(Don’t worry, I’m not offended)
But e.g Howard's mom going "Oh, Mr big shot with his Red Lobster": https://getyarn.io/yarn-clip/5edf85de-e15f-4507-8c70-f1e2a63...
(after rejecting Olive Garden, I think? I might misremember. Olive Garden is another chain I only know of from TV)
There are many such points in the world where there are no restaurants at all. If there's one restaurant, then it is the fanciest. If there are two or more restaurants, you can rank them. Without recourse to subjective comparisons, we might hypothesize that a restaurant with a higher average cost per main course is fancier than one with a lower cost.
Without actually doing the GIS searches, my contention is that there are quite a large number of points in the US where a Red Lobster can be considered the fanciest restaurant around.
Does a "fancy restaurant" require absolute uniqueness? How do you define a "fancy restaurant"?
Fancy restaurants create food with flavor, rather than trying to appeal to people with weak palates that can't handle a little garlic and rosemary.
All of this pushes prices up, but fancy restaurants aren't trying to compete on price.
As an example, Aqua has restaurants in New York, Miami, Dubai, London, and Hong Kong. Some of them are branded Aqua, but most are not. So while it's a "chain", it feels fancy, perhaps more so than justified. E.g. their London restaurants are perhaps more flashy / "tourist fancy" w/e.g. two restaurants in the Shard, than "actually" fancy. They're mostly pretty mid-range, maybe upper mid-range for London. I think that's about where you'll get to as a chain. To get above that, you get to the level where you expect the restaurant to at least tell you about their chef by name, whether or not they're actually famous enough for you to recognise it.
Why does becoming a chain automatically disqualify a place as being fancy?
I think people apply a lot of assumptions once the word "chain" has entered the chat.
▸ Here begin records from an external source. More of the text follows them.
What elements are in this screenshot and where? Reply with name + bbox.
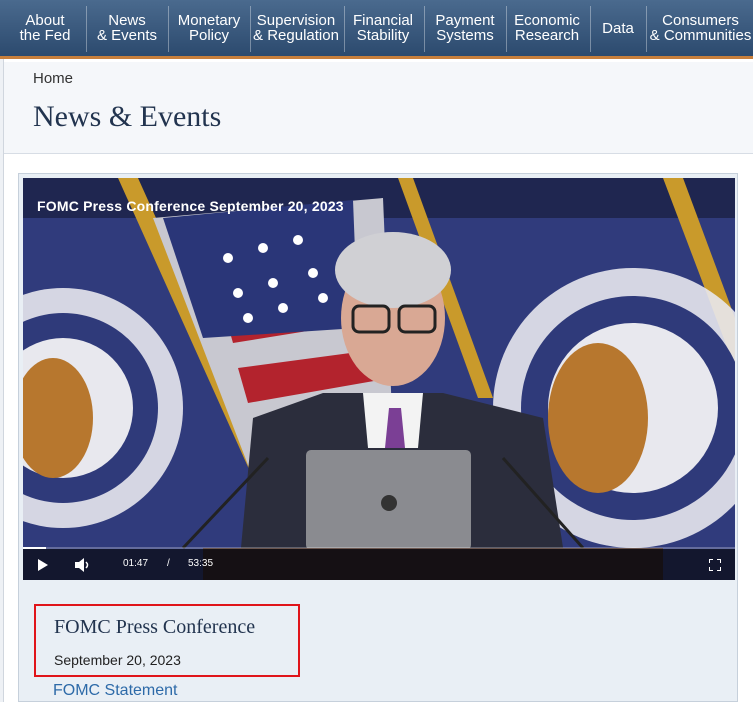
page-edge: [0, 59, 4, 702]
video-progress-bar[interactable]: [23, 547, 735, 549]
nav-divider: [590, 6, 591, 52]
item-title-link[interactable]: FOMC Press Conference: [54, 616, 255, 639]
nav-monetary-policy[interactable]: Monetary Policy: [170, 0, 248, 56]
duration: 53:35: [188, 558, 214, 569]
nav-divider: [86, 6, 87, 52]
nav-divider: [344, 6, 345, 52]
nav-divider: [168, 6, 169, 52]
featured-card: FOMC Press Conference September 20, 2023…: [18, 173, 738, 702]
nav-payment-systems[interactable]: Payment Systems: [428, 0, 502, 56]
item-date: September 20, 2023: [54, 652, 181, 668]
highlighted-item: FOMC Press Conference September 20, 2023: [34, 604, 300, 677]
nav-divider: [424, 6, 425, 52]
breadcrumb-home[interactable]: Home: [33, 70, 73, 87]
nav-divider: [506, 6, 507, 52]
video-progress-fill: [23, 547, 47, 549]
video-frame-image: [23, 178, 735, 580]
nav-news-events[interactable]: News & Events: [88, 0, 166, 56]
top-navigation: About the Fed News & Events Monetary Pol…: [0, 0, 753, 59]
nav-consumers-communities[interactable]: Consumers & Communities: [648, 0, 753, 56]
nav-about-the-fed[interactable]: About the Fed: [6, 0, 84, 56]
nav-supervision-regulation[interactable]: Supervision & Regulation: [250, 0, 342, 56]
page-title: News & Events: [33, 100, 222, 133]
video-player[interactable]: FOMC Press Conference September 20, 2023…: [23, 178, 735, 580]
time-separator: /: [167, 558, 170, 569]
nav-data[interactable]: Data: [592, 0, 644, 56]
nav-financial-stability[interactable]: Financial Stability: [346, 0, 420, 56]
play-icon[interactable]: [37, 559, 49, 571]
volume-icon[interactable]: [75, 558, 91, 572]
page-header: Home News & Events: [4, 62, 753, 154]
video-controls: 01:47 / 53:35: [23, 549, 735, 580]
nav-economic-research[interactable]: Economic Research: [508, 0, 586, 56]
fullscreen-icon[interactable]: [709, 559, 721, 571]
nav-divider: [646, 6, 647, 52]
current-time: 01:47: [123, 558, 149, 569]
video-overlay-title: FOMC Press Conference September 20, 2023: [37, 198, 344, 214]
fomc-statement-link[interactable]: FOMC Statement: [53, 682, 177, 700]
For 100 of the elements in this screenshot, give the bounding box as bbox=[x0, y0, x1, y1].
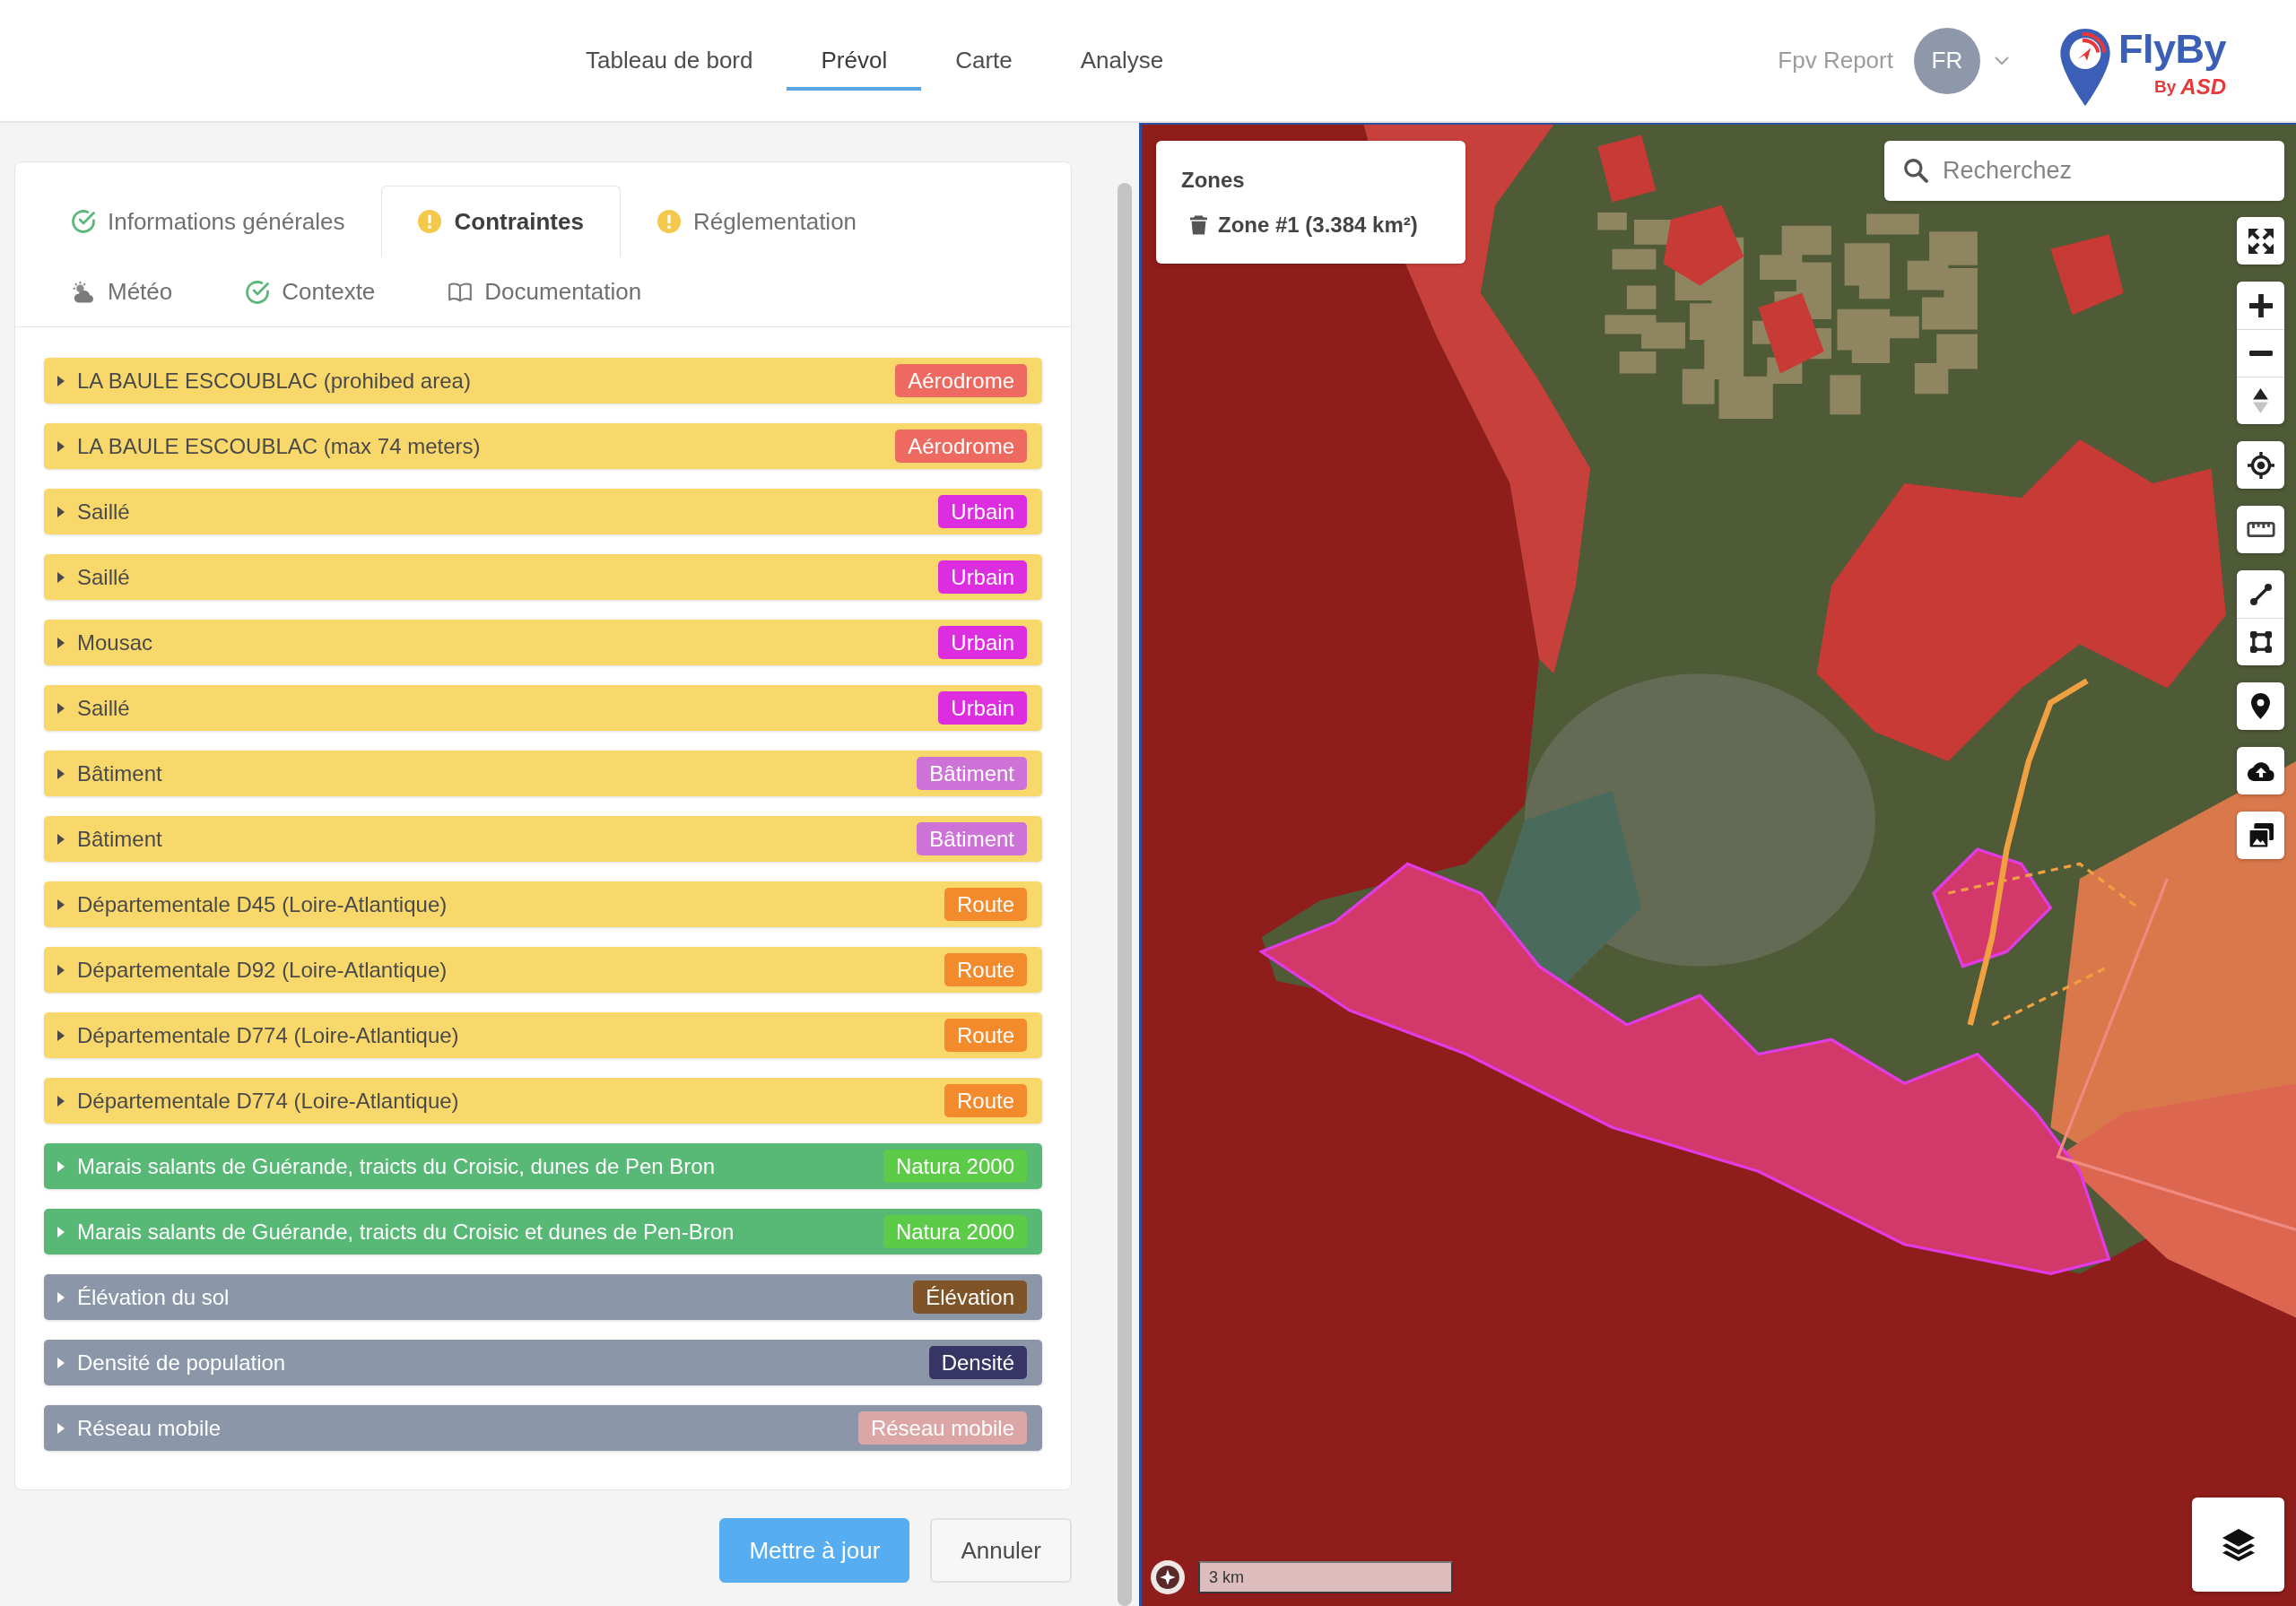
upload-button[interactable] bbox=[2237, 747, 2284, 794]
north-button[interactable] bbox=[2237, 377, 2284, 424]
form-tab[interactable]: Météo bbox=[35, 256, 210, 326]
category-tag: Route bbox=[944, 888, 1027, 921]
logo-byline: By bbox=[2154, 76, 2177, 97]
constraint-label: LA BAULE ESCOUBLAC (max 74 meters) bbox=[77, 432, 481, 460]
caret-icon[interactable] bbox=[57, 637, 65, 648]
constraint-label: Saillé bbox=[77, 498, 130, 525]
caret-icon[interactable] bbox=[57, 833, 65, 845]
search-field[interactable]: Recherchez bbox=[1884, 141, 2284, 201]
north-arrow-icon bbox=[2253, 388, 2268, 413]
constraint-label: Densité de population bbox=[77, 1349, 286, 1376]
caret-icon[interactable] bbox=[57, 571, 65, 583]
zone-label: Zone #1 (3.384 km²) bbox=[1218, 212, 1418, 239]
scrollbar-thumb[interactable] bbox=[1118, 183, 1132, 1606]
caret-icon[interactable] bbox=[57, 375, 65, 386]
plus-icon bbox=[2248, 293, 2273, 317]
category-tag: Bâtiment bbox=[917, 757, 1027, 790]
constraint-row[interactable]: Mousac Urbain bbox=[44, 620, 1042, 665]
marker-button[interactable] bbox=[2237, 682, 2284, 730]
locate-button[interactable] bbox=[2237, 441, 2284, 489]
category-tag: Aérodrome bbox=[895, 364, 1027, 397]
constraint-row[interactable]: Bâtiment Bâtiment bbox=[44, 816, 1042, 862]
constraint-label: Départementale D92 (Loire-Atlantique) bbox=[77, 956, 448, 984]
cloud-upload-icon bbox=[2246, 760, 2275, 781]
constraint-label: Marais salants de Guérande, traicts du Croisic, dunes de Pen Bron bbox=[77, 1152, 716, 1180]
constraint-row[interactable]: Bâtiment Bâtiment bbox=[44, 751, 1042, 796]
constraint-row[interactable]: LA BAULE ESCOUBLAC (max 74 meters) Aérodrome bbox=[44, 423, 1042, 469]
nav-link[interactable]: Analyse bbox=[1046, 0, 1198, 91]
caret-icon[interactable] bbox=[57, 1357, 65, 1368]
constraint-label: Réseau mobile bbox=[77, 1414, 222, 1442]
constraint-label: Marais salants de Guérande, traicts du Croisic et dunes de Pen-Bron bbox=[77, 1218, 735, 1246]
form-tab[interactable]: Informations générales bbox=[35, 186, 382, 256]
logo-icon bbox=[2058, 28, 2111, 106]
category-tag: Urbain bbox=[938, 560, 1027, 594]
caret-icon[interactable] bbox=[57, 440, 65, 452]
layers-icon bbox=[2222, 1528, 2255, 1561]
caret-icon[interactable] bbox=[57, 506, 65, 517]
constraint-row[interactable]: Départementale D774 (Loire-Atlantique) Route bbox=[44, 1078, 1042, 1124]
constraint-row[interactable]: Saillé Urbain bbox=[44, 685, 1042, 731]
category-tag: Urbain bbox=[938, 495, 1027, 528]
caret-icon[interactable] bbox=[57, 1422, 65, 1434]
polygon-icon bbox=[2249, 631, 2272, 653]
caret-icon[interactable] bbox=[57, 1029, 65, 1041]
category-tag: Route bbox=[944, 1019, 1027, 1052]
caret-icon[interactable] bbox=[57, 1095, 65, 1107]
cancel-button[interactable]: Annuler bbox=[930, 1518, 1072, 1583]
zoom-in-button[interactable] bbox=[2237, 282, 2284, 329]
category-tag: Bâtiment bbox=[917, 822, 1027, 855]
constraint-label: Mousac bbox=[77, 629, 153, 656]
constraint-row[interactable]: Départementale D774 (Loire-Atlantique) Route bbox=[44, 1012, 1042, 1058]
category-tag: Urbain bbox=[938, 626, 1027, 659]
category-tag: Aérodrome bbox=[895, 430, 1027, 463]
pin-icon bbox=[2251, 693, 2270, 719]
form-tab[interactable]: Réglementation bbox=[620, 186, 894, 256]
draw-polygon-button[interactable] bbox=[2237, 618, 2284, 665]
scale-bar: 3 km bbox=[1198, 1561, 1453, 1593]
map-logo-icon bbox=[1151, 1560, 1185, 1594]
zoom-out-button[interactable] bbox=[2237, 329, 2284, 377]
measure-button[interactable] bbox=[2237, 506, 2284, 553]
form-tab[interactable]: Documentation bbox=[412, 256, 679, 326]
category-tag: Élévation bbox=[913, 1280, 1027, 1314]
nav-link[interactable]: Carte bbox=[921, 0, 1047, 91]
logo-brand: ASD bbox=[2180, 76, 2226, 97]
constraint-row[interactable]: Départementale D45 (Loire-Atlantique) Route bbox=[44, 881, 1042, 927]
constraint-label: Bâtiment bbox=[77, 825, 162, 853]
nav-link[interactable]: Prévol bbox=[787, 0, 922, 91]
chevron-icon[interactable] bbox=[1994, 56, 2009, 65]
constraint-row[interactable]: Élévation du sol Élévation bbox=[44, 1274, 1042, 1320]
constraint-label: Saillé bbox=[77, 563, 130, 591]
draw-line-button[interactable] bbox=[2237, 570, 2284, 618]
user-name: Fpv Report bbox=[1778, 46, 1893, 75]
category-tag: Route bbox=[944, 953, 1027, 986]
logo-text: FlyBy bbox=[2118, 28, 2226, 70]
form-tab[interactable]: Contexte bbox=[209, 256, 413, 326]
book-icon bbox=[448, 282, 473, 302]
caret-icon[interactable] bbox=[57, 898, 65, 910]
constraint-row[interactable]: LA BAULE ESCOUBLAC (prohibed area) Aérodrome bbox=[44, 358, 1042, 404]
constraint-label: Départementale D45 (Loire-Atlantique) bbox=[77, 890, 448, 918]
ruler-icon bbox=[2246, 522, 2275, 537]
constraint-row[interactable]: Saillé Urbain bbox=[44, 489, 1042, 534]
caret-icon[interactable] bbox=[57, 702, 65, 714]
caret-icon[interactable] bbox=[57, 1291, 65, 1303]
layers-button[interactable] bbox=[2192, 1497, 2284, 1592]
caret-icon[interactable] bbox=[57, 964, 65, 976]
category-tag: Réseau mobile bbox=[857, 1411, 1027, 1445]
category-tag: Natura 2000 bbox=[883, 1150, 1027, 1183]
constraint-label: Saillé bbox=[77, 694, 130, 722]
fullscreen-button[interactable] bbox=[2237, 217, 2284, 265]
nav-link[interactable]: Tableau de bord bbox=[552, 0, 787, 91]
caret-icon[interactable] bbox=[57, 768, 65, 779]
trash-icon[interactable] bbox=[1190, 214, 1207, 236]
constraint-row[interactable]: Départementale D92 (Loire-Atlantique) Route bbox=[44, 947, 1042, 993]
crosshair-icon bbox=[2247, 451, 2274, 479]
constraint-label: Bâtiment bbox=[77, 760, 162, 787]
form-tab[interactable]: Contraintes bbox=[381, 186, 621, 256]
constraint-row[interactable]: Densité de population Densité bbox=[44, 1340, 1042, 1385]
constraint-row[interactable]: Saillé Urbain bbox=[44, 554, 1042, 600]
image-button[interactable] bbox=[2237, 812, 2284, 859]
constraint-label: Élévation du sol bbox=[77, 1283, 230, 1311]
They assume they've entered a race to the bottom on costs to maximize profits, but there are plenty of chains that I would still consider on the fancy side. Fogo de Chao and Ruth's Chris, for example.
I've been in the US plenty of times, but I'm a burger guy, so I made sure I tried all burger chains and as many (indi) restaurants I could. But I've never been in a Red Lobster. I do understand though that lobster-eating can be messy - thus the bib.
I can also picture that cracking lobster 'body-parts' is not the most romantic setup.
The poor think they're fancy. Middle class think they're casual.